The pink option became Wisconsin law.
MINNESOTA GETS PINKAfter watching the debate in Wisconsin, then-Minnesota state Rep. Tom Hackbarth, R-Cedar, introduced a similar version — as did other lawmakers around the country. Hackbarth and other lawmakers said there was no secret lobbying from clothing manufacturers, no centrally organized political push. Just a bunch of guys reading about the Wisconsin plan and liking the idea of it.
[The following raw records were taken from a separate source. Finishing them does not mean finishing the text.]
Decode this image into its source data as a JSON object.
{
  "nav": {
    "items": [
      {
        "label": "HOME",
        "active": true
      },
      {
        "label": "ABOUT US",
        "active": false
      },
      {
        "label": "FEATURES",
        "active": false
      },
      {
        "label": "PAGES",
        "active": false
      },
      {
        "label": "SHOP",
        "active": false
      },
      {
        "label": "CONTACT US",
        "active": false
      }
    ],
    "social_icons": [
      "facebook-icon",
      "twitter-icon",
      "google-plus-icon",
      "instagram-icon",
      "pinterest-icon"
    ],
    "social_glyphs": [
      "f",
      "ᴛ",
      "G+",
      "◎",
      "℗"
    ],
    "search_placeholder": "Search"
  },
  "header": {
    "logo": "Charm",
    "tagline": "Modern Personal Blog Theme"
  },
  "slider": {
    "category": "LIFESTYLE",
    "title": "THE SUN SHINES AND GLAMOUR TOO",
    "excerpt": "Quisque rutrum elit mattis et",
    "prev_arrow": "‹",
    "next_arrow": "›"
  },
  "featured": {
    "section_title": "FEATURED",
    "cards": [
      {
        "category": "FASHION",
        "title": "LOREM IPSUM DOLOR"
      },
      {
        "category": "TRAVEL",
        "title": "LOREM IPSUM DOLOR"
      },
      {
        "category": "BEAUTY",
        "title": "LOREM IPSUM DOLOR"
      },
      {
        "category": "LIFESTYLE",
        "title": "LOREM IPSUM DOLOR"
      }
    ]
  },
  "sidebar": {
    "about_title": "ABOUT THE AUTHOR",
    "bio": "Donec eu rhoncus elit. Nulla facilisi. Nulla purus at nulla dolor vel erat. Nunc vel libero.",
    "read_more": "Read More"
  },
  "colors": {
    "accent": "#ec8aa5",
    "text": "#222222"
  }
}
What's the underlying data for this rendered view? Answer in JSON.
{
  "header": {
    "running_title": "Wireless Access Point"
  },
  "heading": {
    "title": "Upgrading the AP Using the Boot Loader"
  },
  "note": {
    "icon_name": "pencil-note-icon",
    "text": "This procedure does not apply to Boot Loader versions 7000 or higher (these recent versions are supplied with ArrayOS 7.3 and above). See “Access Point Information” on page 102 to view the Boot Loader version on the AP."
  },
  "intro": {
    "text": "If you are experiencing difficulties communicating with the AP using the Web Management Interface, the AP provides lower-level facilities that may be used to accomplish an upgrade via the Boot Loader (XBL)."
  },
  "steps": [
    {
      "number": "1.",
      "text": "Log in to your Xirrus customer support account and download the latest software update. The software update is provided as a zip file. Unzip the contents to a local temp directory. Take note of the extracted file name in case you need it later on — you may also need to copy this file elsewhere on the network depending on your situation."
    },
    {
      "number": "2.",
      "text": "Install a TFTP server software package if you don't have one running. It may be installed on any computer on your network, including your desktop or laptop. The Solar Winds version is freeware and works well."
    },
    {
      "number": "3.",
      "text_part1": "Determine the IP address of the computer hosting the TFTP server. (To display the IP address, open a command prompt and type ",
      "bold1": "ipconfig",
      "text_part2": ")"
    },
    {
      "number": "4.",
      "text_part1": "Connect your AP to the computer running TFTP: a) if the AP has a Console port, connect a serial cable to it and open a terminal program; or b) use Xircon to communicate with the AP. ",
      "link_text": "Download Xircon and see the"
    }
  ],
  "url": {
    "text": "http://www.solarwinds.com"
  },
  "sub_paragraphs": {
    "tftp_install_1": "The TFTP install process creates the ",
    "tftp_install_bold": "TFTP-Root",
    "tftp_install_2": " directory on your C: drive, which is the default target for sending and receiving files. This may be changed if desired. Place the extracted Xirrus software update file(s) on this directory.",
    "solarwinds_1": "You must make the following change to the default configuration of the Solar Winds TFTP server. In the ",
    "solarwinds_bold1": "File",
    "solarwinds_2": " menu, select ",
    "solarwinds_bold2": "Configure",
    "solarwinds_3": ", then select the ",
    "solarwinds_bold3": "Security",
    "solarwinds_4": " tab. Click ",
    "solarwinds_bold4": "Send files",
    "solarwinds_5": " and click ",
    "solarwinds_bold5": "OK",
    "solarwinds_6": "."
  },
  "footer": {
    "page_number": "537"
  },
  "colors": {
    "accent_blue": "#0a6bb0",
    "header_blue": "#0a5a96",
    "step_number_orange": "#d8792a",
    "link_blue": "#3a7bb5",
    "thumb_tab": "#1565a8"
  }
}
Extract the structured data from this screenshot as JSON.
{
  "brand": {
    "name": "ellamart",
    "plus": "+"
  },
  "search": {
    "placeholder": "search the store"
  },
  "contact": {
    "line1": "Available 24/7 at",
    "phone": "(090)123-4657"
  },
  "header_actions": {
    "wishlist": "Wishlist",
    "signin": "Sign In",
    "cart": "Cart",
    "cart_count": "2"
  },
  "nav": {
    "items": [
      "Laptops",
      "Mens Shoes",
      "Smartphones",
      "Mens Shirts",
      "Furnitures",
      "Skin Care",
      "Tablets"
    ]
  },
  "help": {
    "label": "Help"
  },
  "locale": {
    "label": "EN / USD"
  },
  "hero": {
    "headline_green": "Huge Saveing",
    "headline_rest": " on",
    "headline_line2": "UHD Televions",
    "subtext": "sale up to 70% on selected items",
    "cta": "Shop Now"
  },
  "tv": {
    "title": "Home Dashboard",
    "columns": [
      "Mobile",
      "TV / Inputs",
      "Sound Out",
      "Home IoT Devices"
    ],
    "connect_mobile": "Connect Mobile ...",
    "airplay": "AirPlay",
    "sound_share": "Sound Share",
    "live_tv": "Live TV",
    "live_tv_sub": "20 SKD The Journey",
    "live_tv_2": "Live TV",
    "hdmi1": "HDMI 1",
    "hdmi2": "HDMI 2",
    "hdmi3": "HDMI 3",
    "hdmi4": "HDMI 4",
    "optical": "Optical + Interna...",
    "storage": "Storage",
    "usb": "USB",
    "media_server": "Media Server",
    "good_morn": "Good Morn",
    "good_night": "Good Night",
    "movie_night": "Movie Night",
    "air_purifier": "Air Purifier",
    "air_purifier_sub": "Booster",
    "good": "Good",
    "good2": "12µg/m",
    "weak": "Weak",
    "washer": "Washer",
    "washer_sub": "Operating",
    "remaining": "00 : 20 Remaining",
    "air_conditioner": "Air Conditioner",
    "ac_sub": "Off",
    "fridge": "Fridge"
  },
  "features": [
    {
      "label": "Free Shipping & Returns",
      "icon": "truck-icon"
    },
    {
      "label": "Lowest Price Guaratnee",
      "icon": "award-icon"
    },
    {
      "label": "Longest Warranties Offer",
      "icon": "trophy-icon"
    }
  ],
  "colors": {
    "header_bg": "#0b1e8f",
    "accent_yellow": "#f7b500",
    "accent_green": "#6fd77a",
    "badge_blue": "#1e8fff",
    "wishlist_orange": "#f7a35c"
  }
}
“There’s no client in this whatsoever,” Hackbarth, now a lobbyist, said in an interview. “I just thought — and still think — it’s a probably good idea: Brighter for people, duller for deer. And if gals who who are required to wear blaze orange want to wear pink, now they can. I suspect you’ll see quite a few men wearing it, too.”
Hackbarth’s initial bill failed. But blaze pink lived.
And so did the controversy.
“I don’t think that anyone’s going to take on getting their firearms certification, learning how to hunt, or spending hours in the cold in the woods just because they get to wear a certain color,” Rep. Jamie Becker-Finn, D-Roseville, a hunter, said as the House opened debate on the idea in May. “We’re actually not solving a problem. We’re creating a problem.”
Rep. Dan Fabian, R-Roseau said blaze pink permission was not an attempt to solve any problem.
“When my granddaughter talks to me about going hunting with Grandpa Dan, and I ask her, ‘Do you want to wear blaze orange or blaze pink?’ she wants to wear blaze pink,” Fabian said. “I’m not trying to solve a problem. I’m trying to let people wear what they want to wear when they’re deer hunting. … It’s question of liberty.”
The word, a favorite of the political right, drew chuckling approval from some Republicans in the chamber and audible scoffs from some Democrats.
Freiberg said his 7-year-old daughter’s fashion preference shouldn’t be a factor. “She might be more willing to go hunting if she could wear Pokemon clothes. She’d be all over that … but it’s not a question of liberty. It’s a question of safety.”
Rep. Rod Hamilton, R-Mountain Lake, who breaks with his party on occasion, spoke passionately on pink’s behalf, citing his wife’s breast cancer diagnosis.
“Pink is the color to show support for breast cancer,” Hamilton said. “She’s a survivor. I am proud and I am thrilled now that I have a choice to purchase blaze punk and show support for my wife and any other woman who has survived.”
IS PINK SAFER? COLOR-BLIND SPOT? The Minnesota DNR did not endorse blaze pink. No studies have proved it is safer. Some color-blind workers who deal with fluorescent pink in land surveying and construction, where it has been used to paint or flag points of note, say they can see blaze orange, but not pink. Red-green color blindness affects 4 percent to 8 percent of the male population and about 0.5 percent of the female population.
“I happen to be one of the 8 percent,” said Freiberg, the Democratic state representative. He said studies show it would be harder for him to see blaze pink than blaze orange.
Experts have stated they would need to test specific pink for safety — but, unlike blaze orange, there is no blaze pink standard. It’s unclear how much variability there might be in the clothing hunters actually don come fall.